Fig. 1. (A) Schematic of spatial transcriptomics study workflow. Four mm skin punch biopsies were obtained from healthy volunteers (n=3) and lesional and non-lesional skin from patients with psoriatic disease (n=11). Ten micron-thick sections were then placed on capture areas on the ST microarray slide, each containing molecularly barcoded, spatially encoded spots with a diameter of 50 microns and a center-to-center distance of 100 microns. (B) Side-by-side comparison of a hematoxylin-eosin (H&E) stained section of representative healthy, lesional, and non-lesional skin samples and the corresponding ST plots showed concordance of unbiased gene expression-based clustering with histologic tissue architecture. (C) Pathway analysis of the adipose cluster in healthy skin (cluster 2) confirmed upregulation of lipid-associated processes. Inset: Spots corresponding to the adipose cluster highlighted in yellow. (D) Wilcoxon rank sum test (results displayed as box plots) yielded statistically significant expansion of three clusters in lesional skin compared to both non-lesional and healthy skin – inflamed suprabasal epidermis (cluster 4), epidermis 2 (cluster 7), and inflamed dermis (cluster 10). HC=healthy control, L=lesional psoriatic skin, NL=non-lesional psoriatic skin. (E) Pathways enriched in clusters 4, 7, and 10. (F) Principal component analysis (PCA) plots demonstrating segregation of samples by severity of cutaneous disease in both lesional and non-lesional samples along the first principal component (right) that was not seen in the samples categorized according to presence or absence of arthritis (left). PsA=psoriatic arthritis, PsO=skin-limited psoriasis.

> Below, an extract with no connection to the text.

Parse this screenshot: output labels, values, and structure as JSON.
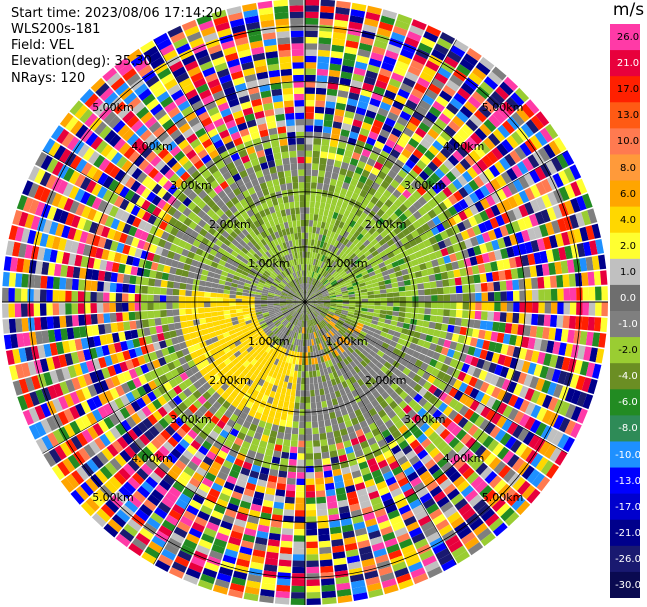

Fig. 2. (A) PCA of lesional and non-lesional samples colored by disease severity in spatial clusters 1 (left) and 12 (right) revealed more discrete clustering. (B) Pathways significantly enriched in clusters 1 (left) and 12 (right) showed enrichment of pathways associated with key T cell and innate immune cell activation, B cells, and metabolic dysfunction (highlighted in red). (C) SpaceFold one dimension projection of cell distribution from an independently-generated single-cell RNA seq data set on aggregated ST lesional and non-lesional samples from mild (PASI-low) and moderate-severe (PASI-high) samples. Y-axis represents tissue position, starting with the lower dermis marked as position 0 to suprabasal epidermis marked as position 1. Dashed line represents epidermal-dermal junction, discerned by cell types in the basal epidermal layer (melanocytes and Langerhans cells). Fibroblast signatures (red arrows) were largely relegated to the lower dermis in the PASI-high group, but extended to the upper dermis in the PASI-low group. This striking difference in fibroblast localization was also noted in non-lesional PASI-high vs. PASI-low groups. In addition to fibroblasts, lymphatic, endothelial, myeloid, and T cells signatures (black arrows) were also observed in the upper dermis of lesional PASI-low samples, but were much lower in the dermis of PASI-low non-lesional and all samples in the PASI-high group. Interfollicular epidermis (IFE), hair follicle and infundibulum (HF/IFN), n= number of individual biopsies.
Disclosures: R. Castillo, None; I. Sidhu, None; I. Dolgalev, None; I. Subudhi, None; D. Yan, None; P. Konieczny, None; B. Hsieh, None; T. Chu, None; R. Haberman, None; S. Selvaraj, None; T. Shiomi, None; R. Medina, None; P. Vasudevanpillai Girija, None; A. Heguy, None; C. Loomis, None; L. Chiriboga, None; S. Meehan, None; C. Ritchlin, UCB, AbbVie, Eli Lilly, Pfizer Inc, Novartis, Janssen, Bristol-Myers Squibb; M. Garcia-Hernandez, None; J. Carucci, Genentech; A. Neimann, Janssen, UCB, AbbVie/Abbott, Bristol-Myers Squibb(BMS); S. Naik, None; J. Scher, Janssen, Pfizer, AbbVie, Sanofi, Novartis, UCB.